13. The system of claim 12, wherein the processor is further caused to output the avatar for display in a position corresponding to the second frame of the plurality of frames that corresponds to the second image.

14. The system of claim 12, wherein the processor is further caused to output the avatar for display in a position corresponding to a subsequent frame after the second frame in a time-advanced position.

15. The system of claim 10, wherein the avatar includes a previous user attempt avatar.

16. The system of claim 10, wherein the plurality of frames are selected based on a ratio of the velocity of the portion of the user to the motion data of the avatar.

17. The system of claim 10, wherein the processor is further caused to determine an ending frame for the technique and ending tracking of the portion of the user in response to determining the ending frame.

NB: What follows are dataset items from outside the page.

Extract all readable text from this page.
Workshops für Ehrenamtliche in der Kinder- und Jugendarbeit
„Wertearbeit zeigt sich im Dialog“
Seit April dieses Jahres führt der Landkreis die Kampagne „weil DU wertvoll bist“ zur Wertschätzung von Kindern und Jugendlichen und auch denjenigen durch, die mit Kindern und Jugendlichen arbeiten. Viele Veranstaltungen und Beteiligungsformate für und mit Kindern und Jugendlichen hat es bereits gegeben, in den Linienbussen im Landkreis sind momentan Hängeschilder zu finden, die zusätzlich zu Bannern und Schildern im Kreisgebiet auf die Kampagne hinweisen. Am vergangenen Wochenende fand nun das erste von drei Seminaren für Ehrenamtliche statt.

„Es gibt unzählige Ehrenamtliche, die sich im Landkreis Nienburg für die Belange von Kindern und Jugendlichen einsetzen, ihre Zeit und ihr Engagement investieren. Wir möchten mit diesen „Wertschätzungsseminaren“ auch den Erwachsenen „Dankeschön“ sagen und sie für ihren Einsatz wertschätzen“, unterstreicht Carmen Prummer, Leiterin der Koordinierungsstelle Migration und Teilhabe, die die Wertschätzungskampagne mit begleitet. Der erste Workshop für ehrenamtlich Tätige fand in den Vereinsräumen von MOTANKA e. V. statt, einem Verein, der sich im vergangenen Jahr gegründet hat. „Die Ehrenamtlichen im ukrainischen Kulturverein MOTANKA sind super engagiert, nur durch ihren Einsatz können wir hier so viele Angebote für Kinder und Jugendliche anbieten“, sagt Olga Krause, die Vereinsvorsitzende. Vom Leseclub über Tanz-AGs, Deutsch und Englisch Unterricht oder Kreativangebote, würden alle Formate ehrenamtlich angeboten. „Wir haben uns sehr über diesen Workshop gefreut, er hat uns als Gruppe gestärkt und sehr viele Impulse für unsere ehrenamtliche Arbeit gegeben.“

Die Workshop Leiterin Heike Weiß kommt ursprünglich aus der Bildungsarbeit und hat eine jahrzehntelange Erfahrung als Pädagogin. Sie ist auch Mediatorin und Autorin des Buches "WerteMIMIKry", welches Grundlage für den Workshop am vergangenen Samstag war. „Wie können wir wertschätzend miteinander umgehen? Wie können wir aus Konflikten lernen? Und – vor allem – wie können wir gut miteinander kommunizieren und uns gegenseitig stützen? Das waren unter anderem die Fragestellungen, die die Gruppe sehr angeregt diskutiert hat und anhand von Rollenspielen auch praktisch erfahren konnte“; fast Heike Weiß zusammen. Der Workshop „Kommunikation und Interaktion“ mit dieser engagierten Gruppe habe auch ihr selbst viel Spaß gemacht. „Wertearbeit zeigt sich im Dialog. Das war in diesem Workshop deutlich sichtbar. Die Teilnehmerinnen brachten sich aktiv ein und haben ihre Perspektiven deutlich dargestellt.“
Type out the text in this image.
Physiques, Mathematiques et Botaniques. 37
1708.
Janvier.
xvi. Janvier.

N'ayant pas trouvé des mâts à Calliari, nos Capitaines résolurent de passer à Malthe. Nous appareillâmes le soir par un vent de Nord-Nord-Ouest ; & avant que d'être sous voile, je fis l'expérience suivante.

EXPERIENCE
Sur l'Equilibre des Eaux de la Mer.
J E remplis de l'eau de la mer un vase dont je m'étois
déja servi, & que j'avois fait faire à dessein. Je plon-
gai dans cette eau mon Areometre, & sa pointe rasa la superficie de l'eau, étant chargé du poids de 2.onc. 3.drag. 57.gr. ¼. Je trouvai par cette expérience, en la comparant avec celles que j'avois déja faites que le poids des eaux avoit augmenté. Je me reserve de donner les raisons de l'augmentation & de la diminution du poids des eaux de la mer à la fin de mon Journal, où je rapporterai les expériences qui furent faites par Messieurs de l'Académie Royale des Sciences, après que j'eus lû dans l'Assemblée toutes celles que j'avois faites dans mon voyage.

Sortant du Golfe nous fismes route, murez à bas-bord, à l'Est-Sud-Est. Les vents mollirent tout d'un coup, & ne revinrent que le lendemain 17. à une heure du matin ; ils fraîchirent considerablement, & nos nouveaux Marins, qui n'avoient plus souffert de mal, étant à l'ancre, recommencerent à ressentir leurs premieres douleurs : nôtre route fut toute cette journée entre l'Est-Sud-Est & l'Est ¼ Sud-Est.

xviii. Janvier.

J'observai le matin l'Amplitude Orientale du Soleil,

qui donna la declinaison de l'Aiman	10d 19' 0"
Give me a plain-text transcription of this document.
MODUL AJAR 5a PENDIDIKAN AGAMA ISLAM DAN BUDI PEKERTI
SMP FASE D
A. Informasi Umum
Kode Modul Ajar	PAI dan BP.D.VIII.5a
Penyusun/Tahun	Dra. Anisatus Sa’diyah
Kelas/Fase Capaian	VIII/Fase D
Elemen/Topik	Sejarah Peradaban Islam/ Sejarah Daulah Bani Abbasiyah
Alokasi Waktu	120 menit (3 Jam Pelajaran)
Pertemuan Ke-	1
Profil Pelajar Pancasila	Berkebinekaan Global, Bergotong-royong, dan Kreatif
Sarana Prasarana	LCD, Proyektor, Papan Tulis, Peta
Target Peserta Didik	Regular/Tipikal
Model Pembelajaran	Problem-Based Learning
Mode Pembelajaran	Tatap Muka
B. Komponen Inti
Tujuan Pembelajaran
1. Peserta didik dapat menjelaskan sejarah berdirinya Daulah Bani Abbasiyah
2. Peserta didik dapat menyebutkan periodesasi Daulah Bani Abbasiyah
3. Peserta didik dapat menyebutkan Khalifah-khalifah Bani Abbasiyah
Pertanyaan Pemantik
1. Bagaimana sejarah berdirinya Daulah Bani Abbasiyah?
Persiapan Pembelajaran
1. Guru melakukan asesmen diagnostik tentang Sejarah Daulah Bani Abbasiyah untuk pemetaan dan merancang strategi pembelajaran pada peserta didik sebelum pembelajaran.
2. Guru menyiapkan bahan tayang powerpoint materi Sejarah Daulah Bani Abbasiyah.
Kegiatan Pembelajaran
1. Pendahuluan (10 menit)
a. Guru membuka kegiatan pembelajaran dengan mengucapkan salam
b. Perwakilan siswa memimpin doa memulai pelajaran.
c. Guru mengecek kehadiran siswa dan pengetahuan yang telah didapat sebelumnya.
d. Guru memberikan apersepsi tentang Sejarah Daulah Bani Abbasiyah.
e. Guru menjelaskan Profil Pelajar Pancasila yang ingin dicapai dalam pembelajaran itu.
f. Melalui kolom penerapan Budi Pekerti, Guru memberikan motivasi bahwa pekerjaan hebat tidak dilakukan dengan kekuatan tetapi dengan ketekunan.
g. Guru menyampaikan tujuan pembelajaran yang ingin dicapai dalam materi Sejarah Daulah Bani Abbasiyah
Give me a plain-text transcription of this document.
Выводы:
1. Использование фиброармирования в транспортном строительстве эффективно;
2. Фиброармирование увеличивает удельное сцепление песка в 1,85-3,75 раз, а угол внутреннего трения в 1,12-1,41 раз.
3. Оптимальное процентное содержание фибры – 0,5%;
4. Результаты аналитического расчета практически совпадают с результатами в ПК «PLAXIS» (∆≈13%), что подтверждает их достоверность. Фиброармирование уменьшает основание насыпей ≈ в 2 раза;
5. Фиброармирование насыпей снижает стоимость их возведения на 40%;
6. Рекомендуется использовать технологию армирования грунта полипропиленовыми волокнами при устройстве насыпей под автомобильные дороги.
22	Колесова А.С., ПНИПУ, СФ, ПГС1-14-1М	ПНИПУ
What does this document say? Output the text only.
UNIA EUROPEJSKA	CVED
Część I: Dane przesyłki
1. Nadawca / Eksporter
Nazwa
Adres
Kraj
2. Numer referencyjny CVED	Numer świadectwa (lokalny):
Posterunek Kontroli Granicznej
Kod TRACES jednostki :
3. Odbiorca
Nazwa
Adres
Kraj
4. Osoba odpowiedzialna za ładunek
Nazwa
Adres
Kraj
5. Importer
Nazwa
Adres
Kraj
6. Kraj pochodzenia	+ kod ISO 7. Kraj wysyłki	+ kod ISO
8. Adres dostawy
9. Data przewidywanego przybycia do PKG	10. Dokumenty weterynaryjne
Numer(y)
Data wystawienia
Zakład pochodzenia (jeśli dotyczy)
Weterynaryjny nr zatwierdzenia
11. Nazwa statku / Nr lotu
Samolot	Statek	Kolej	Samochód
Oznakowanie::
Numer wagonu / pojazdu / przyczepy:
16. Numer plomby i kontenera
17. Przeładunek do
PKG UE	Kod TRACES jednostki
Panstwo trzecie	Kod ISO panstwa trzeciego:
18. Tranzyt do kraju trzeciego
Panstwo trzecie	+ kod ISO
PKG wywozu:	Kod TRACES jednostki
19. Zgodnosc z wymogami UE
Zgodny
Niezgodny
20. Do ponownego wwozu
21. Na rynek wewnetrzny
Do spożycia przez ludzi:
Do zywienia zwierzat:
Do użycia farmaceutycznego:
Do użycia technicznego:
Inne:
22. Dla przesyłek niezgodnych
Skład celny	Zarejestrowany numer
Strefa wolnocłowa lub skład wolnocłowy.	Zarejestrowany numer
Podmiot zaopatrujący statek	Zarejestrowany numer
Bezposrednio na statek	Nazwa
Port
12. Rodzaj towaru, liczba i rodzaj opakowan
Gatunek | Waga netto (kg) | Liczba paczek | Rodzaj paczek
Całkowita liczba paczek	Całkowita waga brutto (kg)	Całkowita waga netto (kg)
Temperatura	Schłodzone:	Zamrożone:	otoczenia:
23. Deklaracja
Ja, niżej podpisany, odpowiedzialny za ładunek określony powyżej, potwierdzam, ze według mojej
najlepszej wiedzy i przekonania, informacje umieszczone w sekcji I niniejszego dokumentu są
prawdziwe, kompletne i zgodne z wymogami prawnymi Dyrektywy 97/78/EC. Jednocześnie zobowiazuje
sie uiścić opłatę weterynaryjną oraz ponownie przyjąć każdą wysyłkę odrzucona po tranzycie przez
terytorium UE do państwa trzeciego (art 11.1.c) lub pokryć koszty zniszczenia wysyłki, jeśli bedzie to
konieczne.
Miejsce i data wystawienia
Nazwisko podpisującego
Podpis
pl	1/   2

18. The system of claim 10, wherein the processor is further caused to determine a third frame corresponding to a third image of the at least two images, the third image captured after the second image, the third frame occurring before the second frame in the sequence.

19. A method comprising:

receiving a first image of a user performing a technique;

identifying position and velocity information of the user at a time of capture of the image;

determining a reference model corresponding to the technique, the reference model including a plurality of frames in a sequence having a first frame including an avatar in a position corresponding to the position of the user in the first image;

applying, using a processor, the velocity information of the user to the first frame to alter the position of the avatar;

searching the plurality of frames, using a nearest neighbor technique, to determine a second frame of the plurality of frames corresponding to the altered position of the avatar;

accessing kinematic data from a look-up table related to the second frame; and

outputting the kinematic data for displaying a second image of the user performing the technique.

20. The method of claim 19, further comprising modifying the second image, before display, according to second received position information of the user at a second time.